Et François est arrivé, avec toutes les illusions d’une compagnie de Jésus qui a malencontreusement troqué, depuis les années 1930, l’étude de saint Thomas d’Aquin pour celle de Hegel (et de Marx, Heidegger etc…). Voilà notre François plongeant avec délices dans l’écologie moderne. Sans se rendre compte que le discours désespérant, catastrophiste des écologistes modernes est bien peu chrétien. Le voilà, d’une manière générale, opinant du chef à toutes les constructions intellectuelles ou les pratiques liberticides  – carrément anti-chrétiennes – d’un Jeffrey Sachs, d’un Klaus Schwab, d’un Bill Gates, d’un Mark Zuckerberg, ces (p)artisans d’un nouvel asservissement de l’humanité. 

Bien sûr, François n’est pas seul en cause. Il a un peu partout du répondant dans une Eglise qui confond le pays des bisounours et “le meilleur des mondes”.  Ainsi le Journal La Croix, constatant que le Vatican baisse la garde sur la question des discussions parlementaires concernant l’euthanasie en Italie, parle de “tournant stratégique du Vatican sur la bioéthique“. 

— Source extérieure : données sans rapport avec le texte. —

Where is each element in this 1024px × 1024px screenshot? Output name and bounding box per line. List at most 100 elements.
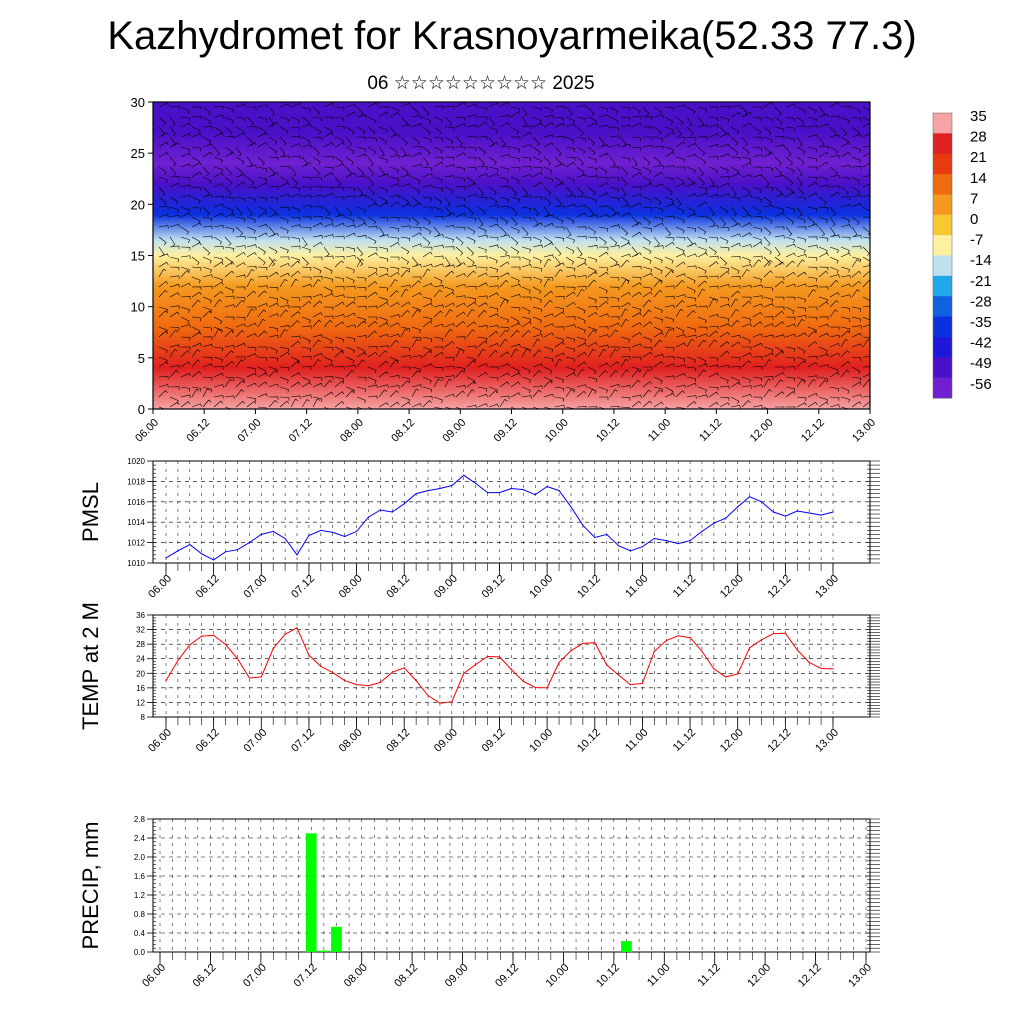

Au Courrier des Stratèges, nous n’avons pas l’intention de jouer les béni-oui-oui d’une hiérarchie ecclésiastique assoupie et prête à renier l’esprit des Béatitudes pour ne pas dissiper l’illusion iréniste d’un “éternel aggiornamento”.  La dignité absolue de la personne humaine, la liberté inviolable de la conscience, la distinction ineffaçable  entre le “royaume de César” et celui de Dieu sont des choses qui ne se négocient pas. On ne vend pas la tradition intacte de l’Eglise pour le plat de lentilles d’une place de chapelain au Forum de Davos."